A fourth shock would be serious market disruption. The physical infrastructure of the markets has proved remarkably robust over the past 10 days but as the slide in share prices shows, the toll on market confidence has been serious. A bad day, a bad week, even a bad month is all perfectly survivable. But were share prices to fall, say, by another 30 per cent in the next six months, there begins to be come a danger of a systemic failure. That would be when the stability of one or more large companies or financial institutions threatens to bring down others. There is not evidence of this at the moment but it remains a danger.

Finally, among the "what ifs?" there must be a fear that consumer spending will fall much more sharply than has been forecast: people will freeze. Any big decisions on spending would go on hold for an indefinite period. Again, there is no evidence of this but it remains a danger.

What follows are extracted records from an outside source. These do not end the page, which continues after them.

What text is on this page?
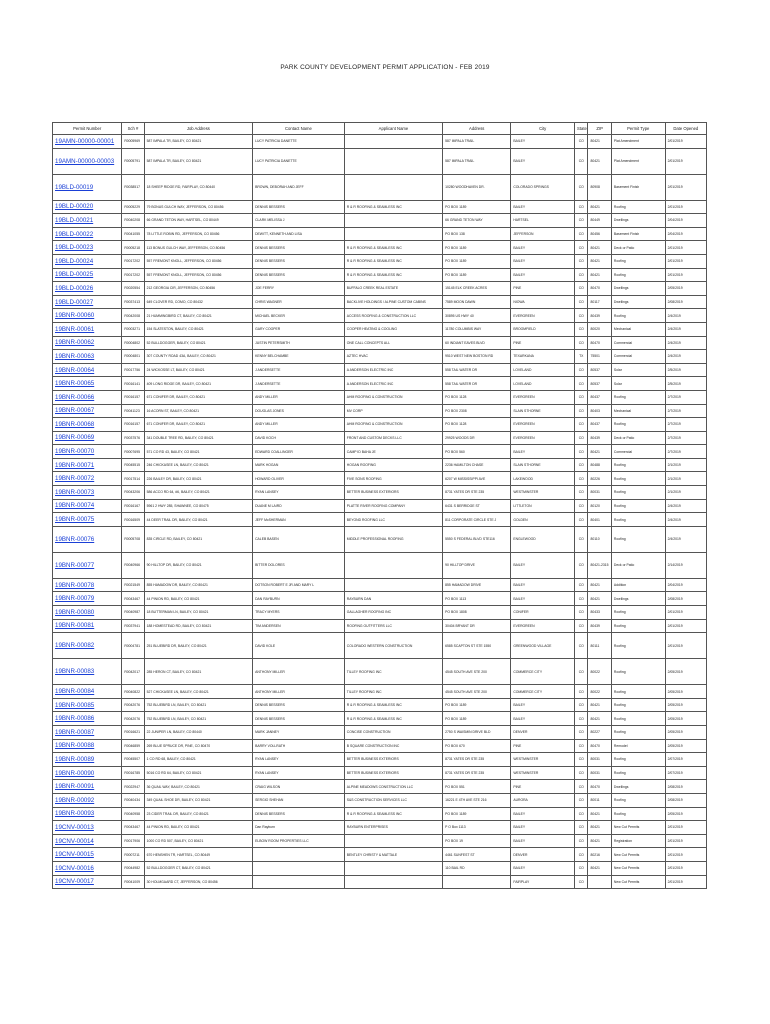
PARK COUNTY DEVELOPMENT PERMIT APPLICATION - FEB 2019
Permit Number	Sch #	Job Address	Contact Name	Applicant Name	Address	City	State	ZIP	Permit Type	Date Opened
19AMN-00000-00001	R0005969	587 IMPALA TR, BAILEY, CO 80421	LUCY PATRICIA DANETTE		587 IMPALA TRAIL	BAILEY	CO	80421	Plat Amendment	2/01/2019
19AMN-00000-00003	R0005791	587 IMPALA TR, BAILEY, CO 80421	LUCY PATRICIA DANETTE		587 IMPALA TRAIL	BAILEY	CO	80421	Plat Amendment	2/01/2019
19BLD-00019	R0038517	18 SHEEP RIDGE RD, FAIRPLAY, CO 80440	BROWN, DEBORAH AND JEFF		10280 WOODHAVEN DR.	COLORADO SPRINGS	CO	80908	Basement Finish	2/01/2019
19BLD-00020	R0005229	79 BONUS GULCH WAY, JEFFERSON, CO 80456	DENNIS BESSERS	R & R ROOFING & SEAMLESS INC	PO BOX 1189	BAILEY	CO	80421	Roofing	2/01/2019
19BLD-00021	R0040208	66 GRAND TETON WAY, HARTSEL, CO 80449	CLARK MELISSA J		66 GRAND TETON WAY	HARTSEL	CO	80449	Dwellings	2/04/2019
19BLD-00022	R0041055	78 LITTLE ROBIN RD, JEFFERSON, CO 80456	DEWITT, KENNETH AND LISA		PO BOX 138	JEFFERSON	CO	80456	Basement Finish	2/04/2019
19BLD-00023	R0005218	113 BONUS GULCH WAY, JEFFERSON, CO 80456	DENNIS BESSERS	R & R ROOFING & SEAMLESS INC	PO BOX 1189	BAILEY	CO	80421	Deck or Patio	2/01/2019
19BLD-00024	R0017202	557 FREMONT KNOLL, JEFFERSON, CO 80456	DENNIS BESSERS	R & R ROOFING & SEAMLESS INC	PO BOX 1189	BAILEY	CO	80421	Roofing	2/01/2019
19BLD-00025	R0017202	557 FREMONT KNOLL, JEFFERSON, CO 80456	DENNIS BESSERS	R & R ROOFING & SEAMLESS INC	PO BOX 1189	BAILEY	CO	80421	Roofing	2/01/2019
19BLD-00026	R0020554	212 GEORGIA CIR, JEFFERSON, CO 80456	JOE FERRY	BUFFALO CREEK REAL ESTATE	15145 ELK CREEK ACRES	PINE	CO	80470	Dwellings	2/05/2019
19BLD-00027	R0037413	649 CLOVER RD, COMO, CO 80432	CHRIS WAGNER	BACKLIVE HOLDINGS / ALPINE CUSTOM CABINS	7589 MOON DAWN	NIOWA	CO	80117	Dwellings	2/08/2019
19BNR-00060	R0042008	21 HUMMINGBIRD CT, BAILEY, CO 80421	MICHAEL BECKER	ACCESS ROOFING & CONSTRUCTION LLC	30895 US HWY 40	EVERGREEN	CO	80439	Roofing	2/4/2019
19BNR-00061	R0003271	154 SLATESTON, BAILEY, CO 80421	GARY COOPER	COOPER HEATING & COOLING	11780 COLUMBIS WAY	BROOMFIELD	CO	80020	Mechanical	2/4/2019
19BNR-00062	R0004802	52 BULLDOGGER, BAILEY, CO 80421	JUSTIN PETERSMITH	ONE CALL CONCEPTS ALL	60 INDIANT EAVES BLVD	PINE	CO	80470	Commercial	2/4/2019
19BNR-00063	R0004801	307 COUNTY ROAD 43A, BAILEY, CO 80421	KENNY BELCHAMBE	AZTEC HVAC	9510 WEST NEW BOSTON RD	TEXARKANA	TX	75501	Commercial	2/4/2019
19BNR-00064	R0017756	24 WICKOSSE LT, BAILEY, CO 80421	J ANDERSETTE	A ANDERSON ELECTRIC INC	558 TAIL WATER DR	LOVELAND	CO	80537	Solar	2/5/2019
19BNR-00065	R0016141	409 LONG RIDGE DR, BAILEY, CO 80421	J ANDERSETTE	A ANDERSON ELECTRIC INC	558 TAIL WATER DR	LOVELAND	CO	80537	Solar	2/5/2019
19BNR-00066	R0016157	671 CONIFER DR, BAILEY, CO 80421	ANDY MILLER	AHM ROOFING & CONSTRUCTION	PO BOX 1128	EVERGREEN	CO	80437	Roofing	2/7/2019
19BNR-00067	R0041123	16 ACORN ST, BAILEY, CO 80421	DOUGLAS JONES	MV CORP	PO BOX 2308	SLAIN STHORNE	CO	80403	Mechanical	2/7/2019
19BNR-00068	R0016157	671 CONIFER DR, BAILEY, CO 80421	ANDY MILLER	AHM ROOFING & CONSTRUCTION	PO BOX 1128	EVERGREEN	CO	80437	Roofing	2/7/2019
19BNR-00069	R0037576	341 DOUBLE TREE RD, BAILEY, CO 80421	DAVID KOCH	FRONT AND CUSTOM DECKS LLC	29925 WOODS DR	EVERGREEN	CO	80439	Deck or Patio	2/7/2019
19BNR-00070	R0007695	571 CO RD 43, BAILEY, CO 80421	EDWARD COALLINGER	CAMP ID BAHA JE	PO BOX 560	BAILEY	CO	80421	Commercial	2/7/2019
19BNR-00071	R0045515	246 CHICKASEE LN, BAILEY, CO 80421	MARK HOGAN	HOGAN ROOFING	2236 HAMILTON CHASE	SLAIN STHORNE	CO	80488	Roofing	2/1/2019
19BNR-00072	R0017514	226 BAILEY DR, BAILEY, CO 80421	HOWARD OLIVER	FIVE SONS ROOFING	6207 W MISSISSIPPI AVE	LAKEWOOD	CO	80226	Roofing	2/1/2019
19BNR-00073	R0043206	586 ACCO RD 64, #6, BAILEY, CO 80421	RYAN LANSEY	BETTER BUSINESS EXTERIORS	8731 YATES DR STE 235	WESTMINSTER	CO	80031	Roofing	2/1/2019
19BNR-00074	R0016167	5961 2 HWY 285, SHAWNEE, CO 80475	DUANE M LAIRD	PLATTE RIVER ROOFING COMPANY	6431 S BERRIDGE ST	LITTLETON	CO	80120	Roofing	2/4/2019
19BNR-00075	R0016509	44 DEER TRAIL DR, BAILEY, CO 80421	JEFF McSHERMAN	BEYOND ROOFING LLC	811 CORPORATE CIRCLE STE J	GOLDEN	CO	80401	Roofing	2/4/2019
19BNR-00076	R0005708	835 CIRCLE RD, BAILEY, CO 80421	CALEB BASEN	MIDDLE PROFESSIONAL ROOFING	5550 S FEDERAL BLVD STE116	ENGLEWOOD	CO	80110	Roofing	2/4/2019
19BNR-00077	R0040966	90 HILLTOP DR, BAILEY, CO 80421	BITTER DOLORES		90 HILLTOP DRIVE	BAILEY	CO	80421-2315	Deck or Patio	2/14/2019
19BNR-00078	R0021549	855 HAMADOW DR, BAILEY, CO 80421	DOTSON ROBERT E JR AND MARY L		855 HAMADOW DRIVE	BAILEY	CO	80421	Addition	2/04/2019
19BNR-00079	R0043467	44 PINION RD, BAILEY, CO 80421	DAN RAYBURN	RAYBURN DAN	PO BOX 1113	BAILEY	CO	80421	Dwellings	2/08/2019
19BNR-00080	R0040987	18 BUTTERMAN LN, BAILEY, CO 80421	TRACY MYERS	GALLAGHER ROOFING INC	PO BOX 1808	CONIFER	CO	80433	Roofing	2/01/2019
19BNR-00081	R0037941	188 HOMESTEAD RD, BAILEY, CO 80421	TIM ANDERSEN	ROOFING OUTFITTERS LLC	30404 BRYANT DR	EVERGREEN	CO	80439	Roofing	2/01/2019
19BNR-00082	R0004781	251 BLUEBIRD DR, BAILEY, CO 80421	DAVID KOLE	COLORADO WESTERN CONSTRUCTION	6585 SCAPTON ST STE 1550	GREENWOOD VILLAGE	CO	80111	Roofing	2/01/2019
19BNR-00083	R0042017	285 HERON CT, BAILEY, CO 80421	ANTHONY MILLER	TILLEY ROOFING INC	4545 SOUTH AVE STE 200	COMMERCE CITY	CO	80022	Roofing	2/05/2019
19BNR-00084	R0040822	527 CHICKASEE LN, BAILEY, CO 80421	ANTHONY MILLER	TILLEY ROOFING INC	4545 SOUTH AVE STE 200	COMMERCE CITY	CO	80022	Roofing	2/05/2019
19BNR-00085	R0042076	752 BLUEBIRD LN, BAILEY, CO 80421	DENNIS BESSERS	R & R ROOFING & SEAMLESS INC	PO BOX 1189	BAILEY	CO	80421	Roofing	2/05/2019
19BNR-00086	R0042076	752 BLUEBIRD LN, BAILEY, CO 80421	DENNIS BESSERS	R & R ROOFING & SEAMLESS INC	PO BOX 1189	BAILEY	CO	80421	Roofing	2/05/2019
19BNR-00087	R0016621	22 JUNIPER LN, BAILEY, CO 80440	MARK JANNEY	CONCISE CONSTRUCTION	2750 S WAISMIN DRIVE BLD	DENVER	CO	80227	Roofing	2/05/2019
19BNR-00088	R0046859	269 BLUE SPRUCE DR, PINE, CO 80470	BARRY VOLLRATH	B SQUARE CONSTRUCTION INC	PO BOX 670	PINE	CO	80470	Remodel	2/05/2019
19BNR-00089	R0045507	1 CO RD 68, BAILEY, CO 80421	RYAN LANSEY	BETTER BUSINESS EXTERIORS	8731 YATES DR STE 235	WESTMINSTER	CO	80031	Roofing	2/07/2019
19BNR-00090	R0016785	5016 CO RD 64, BAILEY, CO 80421	RYAN LANSEY	BETTER BUSINESS EXTERIORS	8731 YATES DR STE 235	WESTMINSTER	CO	80031	Roofing	2/07/2019
19BNR-00091	R0022947	36 QUAIL WAY, BAILEY, CO 80421	CRAIG WILSON	ALPINE MEADOWS CONSTRUCTION LLC	PO BOX 551	PINE	CO	80470	Dwellings	2/08/2019
19BNR-00092	R0040434	349 QUAIL SHOE DR, BAILEY, CO 80421	SERGIO SHEHAN	S&S CONSTRUCTION SERVICES LLC	16221 E 4TH AVE STE 216	AURORA	CO	80011	Roofing	2/08/2019
19BNR-00093	R0040958	23 CIDER TRAIL DR, BAILEY, CO 80421	DENNIS BESSERS	R & R ROOFING & SEAMLESS INC	PO BOX 1189	BAILEY	CO	80421	Roofing	2/05/2019
19CNV-00013	R0043467	44 PINION RD, BAILEY, CO 80421	Dan Rayburn	RAYBURN ENTERPRISES	P O Box 1113	BAILEY	CO	80421	New Cut Permits	2/01/2019
19CNV-00014	R0017906	1000 CO RD 507, BAILEY, CO 80421	ELBOW ROOM PROPERTIES LLC		PO BOX 19	BAILEY	CO	80421	Registration	2/01/2019
19CNV-00015	R0007211	670 HENSHEN TR, HARTSEL, CO 80449		BENTLEY CHRISTY & MATTALE	4461 SUNFEST ST	DENVER	CO	80216	New Cut Permits	2/01/2019
19CNV-00016	R0044982	52 BULLDOGGER CT, BAILEY, CO 80421			110 BAIL RD	BAILEY	CO	80421	New Cut Permits	2/01/2019
19CNV-00017	R0041009	30 HOLMGAARD CT, JEFFERSON, CO 80456				FAIRPLAY	CO		New Cut Permits	2/01/2019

Aside from those five potential shocks there are others that are too dreadful to bear thinking about. So let's not think about them and instead look to positive influences. These positive factors are not going to help in the coming weeks but they will be part of the forces that buttress the recovery. One is the way in which a cross-cultural coalition against terrorism is being assembled at astonishing speed. Maybe it is not so surprising, for all governments of whatever persuasion are equally threatened by terrorism: terrorism by its very nature is anti-government. If this coalition holds it would be bad news for terrorists all over the world and that will help rebuild confidence.

A second positive factor will come from additional public spending. The spending to combat this threat will not, in general, be the same as the spending to combat conventional enemies, for much of the money will go on software, not hardware. But a string of new technologies will be developed or modified to make life safer for ordinary people. These will range from iris recognition to better use of databanks. There will inevitably be concerns about civil liberties, and rightly so. Nevertheless, if human safety is paramount, it should be possible to use clever electronic technology to help provide that while maintaining adequate safeguards.

A third positive factor may result from pressure on government to lift its game. What has happened was a failure of the public sector: defence of the homeland has been a prime responsibility ever since nation states evolved. It would be astounding if tough questions are not being asked within governments everywhere about their competence. Do they employ good enough people and train them adequately? They have enormous resources but do they deploy these appropriately?

If governments learn the right lessons then maybe they can be cleverer at tackling less dramatic threats, and perform other functions more efficiently.

We will see. In the months ahead, the thing to do is to start with the mainstream sensible view of the evolving economic situation – and then ask what might change it. And in so doing, note that there will be good news as well as bad.